Als in Griechenland eine neue Welle von Großflächenbränden ausbrach, kam die Anfrage nach zusätzlichen Luftkräften dringend herein. Die Adresse war das ukrainische Luftfahrtunternehmen H3Operations — und in diesem Moment stand sein Mi-8MTV-1 in Juba, der Hauptstadt des Südsudan, über fünftausend Kilometer vom Zielort entfernt.
Eine ungeplante Route
Der übliche Korridor aus Ostafrika nach Europa — durch den Nahen Osten und Ägypten — war zum Zeitpunkt der Mission teilweise geschlossen oder als Hochrisikozone aufgrund der angespannten Sicherheitslage in der Region gekennzeichnet. Die Crew und das Bodenpersonal mussten die Route in kürzester Zeit überarbeiten.
«Die Sicherheitslage im Nahen Osten hat dieser Umstationierung besondere Komplexität verliehen — eine Reihe von Flugrouten wurde unzugänglich oder fiel in Hochrisikozonen. Unsere Fachleute mussten die Route operativ überarbeiten, neue Genehmigungen abstimmen und einen Kurs um gefährliche Gebiete planen».

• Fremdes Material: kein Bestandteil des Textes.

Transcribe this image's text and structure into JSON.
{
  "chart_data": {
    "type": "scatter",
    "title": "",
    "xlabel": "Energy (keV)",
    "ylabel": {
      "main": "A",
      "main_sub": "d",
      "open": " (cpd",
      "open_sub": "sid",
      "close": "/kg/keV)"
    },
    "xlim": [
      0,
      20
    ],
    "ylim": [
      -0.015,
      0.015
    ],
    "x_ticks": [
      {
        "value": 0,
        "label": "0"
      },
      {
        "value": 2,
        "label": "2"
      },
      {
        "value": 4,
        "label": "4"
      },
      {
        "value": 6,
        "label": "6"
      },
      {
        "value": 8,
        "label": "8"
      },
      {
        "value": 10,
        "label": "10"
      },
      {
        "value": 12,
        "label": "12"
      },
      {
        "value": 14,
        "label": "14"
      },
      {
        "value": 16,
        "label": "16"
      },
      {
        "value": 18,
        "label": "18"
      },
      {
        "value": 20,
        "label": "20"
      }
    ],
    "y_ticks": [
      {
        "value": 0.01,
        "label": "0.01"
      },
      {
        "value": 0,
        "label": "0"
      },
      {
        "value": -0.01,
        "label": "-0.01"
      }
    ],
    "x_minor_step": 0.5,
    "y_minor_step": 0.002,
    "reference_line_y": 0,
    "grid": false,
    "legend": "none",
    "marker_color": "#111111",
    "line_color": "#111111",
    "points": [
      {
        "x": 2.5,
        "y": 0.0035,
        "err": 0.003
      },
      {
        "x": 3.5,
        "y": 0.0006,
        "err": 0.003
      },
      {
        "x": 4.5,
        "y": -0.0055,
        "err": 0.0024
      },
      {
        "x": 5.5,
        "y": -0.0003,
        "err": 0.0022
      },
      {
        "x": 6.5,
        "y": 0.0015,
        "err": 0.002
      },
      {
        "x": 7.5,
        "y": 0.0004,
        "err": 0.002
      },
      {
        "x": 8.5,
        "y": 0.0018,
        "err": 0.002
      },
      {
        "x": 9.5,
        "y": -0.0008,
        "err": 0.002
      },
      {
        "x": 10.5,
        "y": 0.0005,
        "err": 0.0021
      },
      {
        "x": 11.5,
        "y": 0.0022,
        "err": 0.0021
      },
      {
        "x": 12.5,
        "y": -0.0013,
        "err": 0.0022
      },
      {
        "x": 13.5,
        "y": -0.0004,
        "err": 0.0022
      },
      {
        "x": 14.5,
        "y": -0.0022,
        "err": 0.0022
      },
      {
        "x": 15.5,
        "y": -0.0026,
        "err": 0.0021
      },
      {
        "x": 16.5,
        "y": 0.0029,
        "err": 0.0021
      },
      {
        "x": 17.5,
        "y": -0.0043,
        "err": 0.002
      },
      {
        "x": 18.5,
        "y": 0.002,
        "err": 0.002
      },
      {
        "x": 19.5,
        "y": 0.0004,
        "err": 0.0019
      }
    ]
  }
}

— H3Operations, offizielle Erklärung
Die Route von Juba nach Griechenland verlief durch mehrere Jurisdiktionen: für jede waren separate Genehmigungsdokumente, technische Unterstützung und Koordination mit den Bodendiensten erforderlich. Der Hubschrauber kam rechtzeitig an und war vom ersten Tag an einsatzbereit.
Was ist H3Operations und warum wandte sich Griechenland an sie
H3Operations ist ein ukrainisches Unternehmen, das sich auf spezialisierte Luftfahrtdienstleistungen unter schwierigen Bedingungen spezialisiert: humanitäre Missionen, Transportlogistik, Such- und Rettungseinsätze. Die Hauptflotte besteht aus Hubschraubern vom Typ Mi-8/17, die das Unternehmen in verschiedenen Regionen der Welt betreibt, insbesondere in afrikanischen Ländern. Unternehmensleiter Wladislaw Klipachenko beschrieb eine solche Umstationierung als «komplexes Logistikprojekt, das keinen Raum für Fehler lässt».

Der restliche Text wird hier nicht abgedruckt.